The New Zealand Aged Care Association has been labelled
''cynical'' for deciding to carry out a review of the sector
close to a general election.
In 2010, the publicly funded Grant Thornton aged residential
care service review highlighted a projected increase in
demand which the sector could struggle to meet, due to the
cost of building new facilities.
Aged Care Association chief executive Martin Taylor said the
Government was not interested in repeating the exercise, so
the lobby group would fund its own, to be released about next
March.
The problem of lack of profitability was likely to be worse
than in 2010, he said. This was due to increased regulations,
increased building costs, increased operating costs, and no
significant funding increases except for dementia care.
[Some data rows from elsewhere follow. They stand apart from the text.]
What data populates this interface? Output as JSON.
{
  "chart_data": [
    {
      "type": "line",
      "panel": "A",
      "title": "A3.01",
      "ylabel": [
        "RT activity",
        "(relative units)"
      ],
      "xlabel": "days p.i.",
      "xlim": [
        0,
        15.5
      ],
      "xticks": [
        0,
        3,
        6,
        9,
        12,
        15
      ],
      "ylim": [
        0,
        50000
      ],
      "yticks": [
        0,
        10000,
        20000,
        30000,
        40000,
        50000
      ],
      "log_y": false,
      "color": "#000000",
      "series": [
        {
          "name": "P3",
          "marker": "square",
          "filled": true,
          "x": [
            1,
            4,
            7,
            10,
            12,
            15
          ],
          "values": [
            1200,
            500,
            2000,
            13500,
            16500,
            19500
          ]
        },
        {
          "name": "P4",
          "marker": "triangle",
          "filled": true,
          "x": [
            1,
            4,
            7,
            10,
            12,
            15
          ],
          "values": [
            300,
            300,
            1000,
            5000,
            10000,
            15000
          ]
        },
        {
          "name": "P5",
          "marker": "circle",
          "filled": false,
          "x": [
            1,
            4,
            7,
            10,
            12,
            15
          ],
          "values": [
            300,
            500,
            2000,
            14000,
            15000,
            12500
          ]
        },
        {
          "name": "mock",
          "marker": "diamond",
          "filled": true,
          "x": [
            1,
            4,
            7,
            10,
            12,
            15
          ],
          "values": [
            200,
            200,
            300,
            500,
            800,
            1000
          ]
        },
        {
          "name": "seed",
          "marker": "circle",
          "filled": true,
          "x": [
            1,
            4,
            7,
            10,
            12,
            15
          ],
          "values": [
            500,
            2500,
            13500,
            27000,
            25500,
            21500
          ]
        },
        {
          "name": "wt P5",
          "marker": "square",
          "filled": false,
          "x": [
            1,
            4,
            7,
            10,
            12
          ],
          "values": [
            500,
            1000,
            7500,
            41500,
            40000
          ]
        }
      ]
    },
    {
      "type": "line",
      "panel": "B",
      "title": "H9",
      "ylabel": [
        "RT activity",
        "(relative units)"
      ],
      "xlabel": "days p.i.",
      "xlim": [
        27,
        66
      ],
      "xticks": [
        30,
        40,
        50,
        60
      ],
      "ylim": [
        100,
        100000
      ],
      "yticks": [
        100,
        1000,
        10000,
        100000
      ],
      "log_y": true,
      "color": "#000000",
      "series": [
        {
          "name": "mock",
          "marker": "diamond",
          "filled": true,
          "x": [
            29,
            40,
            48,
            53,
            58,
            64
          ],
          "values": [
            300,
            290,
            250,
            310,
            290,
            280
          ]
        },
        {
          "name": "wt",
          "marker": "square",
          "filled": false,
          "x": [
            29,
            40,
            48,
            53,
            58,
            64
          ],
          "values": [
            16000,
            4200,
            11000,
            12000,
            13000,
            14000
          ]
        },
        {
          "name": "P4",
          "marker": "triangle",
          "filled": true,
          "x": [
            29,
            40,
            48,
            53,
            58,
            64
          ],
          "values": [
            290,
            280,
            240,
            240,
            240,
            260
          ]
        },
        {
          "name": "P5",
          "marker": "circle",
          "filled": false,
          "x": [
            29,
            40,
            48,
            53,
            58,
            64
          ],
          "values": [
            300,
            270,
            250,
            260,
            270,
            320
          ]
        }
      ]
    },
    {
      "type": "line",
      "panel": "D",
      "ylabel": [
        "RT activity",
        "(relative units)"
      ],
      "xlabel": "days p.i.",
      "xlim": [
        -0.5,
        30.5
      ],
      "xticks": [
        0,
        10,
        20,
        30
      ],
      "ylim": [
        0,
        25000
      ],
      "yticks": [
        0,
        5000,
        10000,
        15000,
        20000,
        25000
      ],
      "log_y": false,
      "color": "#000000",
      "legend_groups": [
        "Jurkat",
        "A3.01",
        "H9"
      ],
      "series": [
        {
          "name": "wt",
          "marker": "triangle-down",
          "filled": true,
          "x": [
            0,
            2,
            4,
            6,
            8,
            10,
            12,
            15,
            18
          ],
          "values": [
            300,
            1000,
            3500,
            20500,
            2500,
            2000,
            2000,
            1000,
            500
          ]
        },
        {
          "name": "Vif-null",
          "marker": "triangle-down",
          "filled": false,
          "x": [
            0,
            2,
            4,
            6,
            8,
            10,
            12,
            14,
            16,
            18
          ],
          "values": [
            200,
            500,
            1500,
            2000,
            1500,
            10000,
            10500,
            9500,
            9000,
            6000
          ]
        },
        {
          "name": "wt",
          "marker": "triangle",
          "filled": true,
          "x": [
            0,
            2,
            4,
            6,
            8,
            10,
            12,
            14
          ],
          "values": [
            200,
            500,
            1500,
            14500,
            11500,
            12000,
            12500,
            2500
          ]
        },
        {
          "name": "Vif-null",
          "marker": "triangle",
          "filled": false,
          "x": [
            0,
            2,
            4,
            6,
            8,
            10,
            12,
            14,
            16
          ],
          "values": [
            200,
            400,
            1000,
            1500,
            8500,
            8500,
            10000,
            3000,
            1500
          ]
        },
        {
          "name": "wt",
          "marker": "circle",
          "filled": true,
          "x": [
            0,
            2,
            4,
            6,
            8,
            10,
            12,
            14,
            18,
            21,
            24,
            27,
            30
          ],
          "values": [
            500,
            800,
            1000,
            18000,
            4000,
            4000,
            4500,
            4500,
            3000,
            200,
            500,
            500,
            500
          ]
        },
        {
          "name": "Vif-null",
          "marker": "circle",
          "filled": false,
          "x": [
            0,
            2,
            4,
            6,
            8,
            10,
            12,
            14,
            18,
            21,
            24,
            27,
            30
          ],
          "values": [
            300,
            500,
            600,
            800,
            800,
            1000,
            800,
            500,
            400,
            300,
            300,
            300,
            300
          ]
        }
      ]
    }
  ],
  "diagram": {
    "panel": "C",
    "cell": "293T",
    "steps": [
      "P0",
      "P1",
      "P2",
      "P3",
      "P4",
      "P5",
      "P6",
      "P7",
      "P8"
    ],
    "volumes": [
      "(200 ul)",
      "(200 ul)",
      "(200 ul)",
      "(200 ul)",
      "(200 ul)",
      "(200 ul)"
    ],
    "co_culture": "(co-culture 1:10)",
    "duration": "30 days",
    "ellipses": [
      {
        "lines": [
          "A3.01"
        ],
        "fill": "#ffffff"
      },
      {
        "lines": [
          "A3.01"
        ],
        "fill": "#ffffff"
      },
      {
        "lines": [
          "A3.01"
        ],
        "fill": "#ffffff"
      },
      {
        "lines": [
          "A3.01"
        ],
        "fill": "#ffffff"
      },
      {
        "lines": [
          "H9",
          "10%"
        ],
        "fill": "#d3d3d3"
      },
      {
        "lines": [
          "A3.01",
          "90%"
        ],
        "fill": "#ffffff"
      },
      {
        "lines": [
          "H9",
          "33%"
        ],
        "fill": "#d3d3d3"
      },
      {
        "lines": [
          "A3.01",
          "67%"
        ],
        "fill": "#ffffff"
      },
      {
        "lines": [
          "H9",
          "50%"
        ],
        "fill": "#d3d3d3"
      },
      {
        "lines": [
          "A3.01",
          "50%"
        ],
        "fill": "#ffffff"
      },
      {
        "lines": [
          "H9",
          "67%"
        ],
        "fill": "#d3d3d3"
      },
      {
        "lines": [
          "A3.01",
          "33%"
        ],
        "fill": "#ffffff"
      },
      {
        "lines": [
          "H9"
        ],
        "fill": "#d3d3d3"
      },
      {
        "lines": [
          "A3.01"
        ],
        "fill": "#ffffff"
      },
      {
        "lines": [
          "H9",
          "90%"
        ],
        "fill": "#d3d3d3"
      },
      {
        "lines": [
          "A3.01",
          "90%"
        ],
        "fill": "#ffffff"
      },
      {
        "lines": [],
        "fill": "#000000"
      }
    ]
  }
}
Mr Taylor said it was unlikely that in an election year the
Government would welcome a report that could highlight a lack
of progress.
Nelson Marlborough Health Board chief executive Chris
Fleming, the district health boards' lead chief executive for
health of older people, said the lobby group's timing was
cynical.
''I would view it as relatively cynical that they're going to
go and fund a follow-up review themselves ... I don't think
it takes a genius to figure out the timing of that.''
The Grant Thornton report, which cost about $1 million,
identified the issues, and it was now time to get on with
finding solutions rather than undertaking another stocktake,
he said.
The aged care lobby viewed the sector's problems solely as a
funding issue, when it was wider than that, Mr Fleming said.
It was not all ''doom and gloom'' either, he said, pointing
out many new facilities had opened in recent years.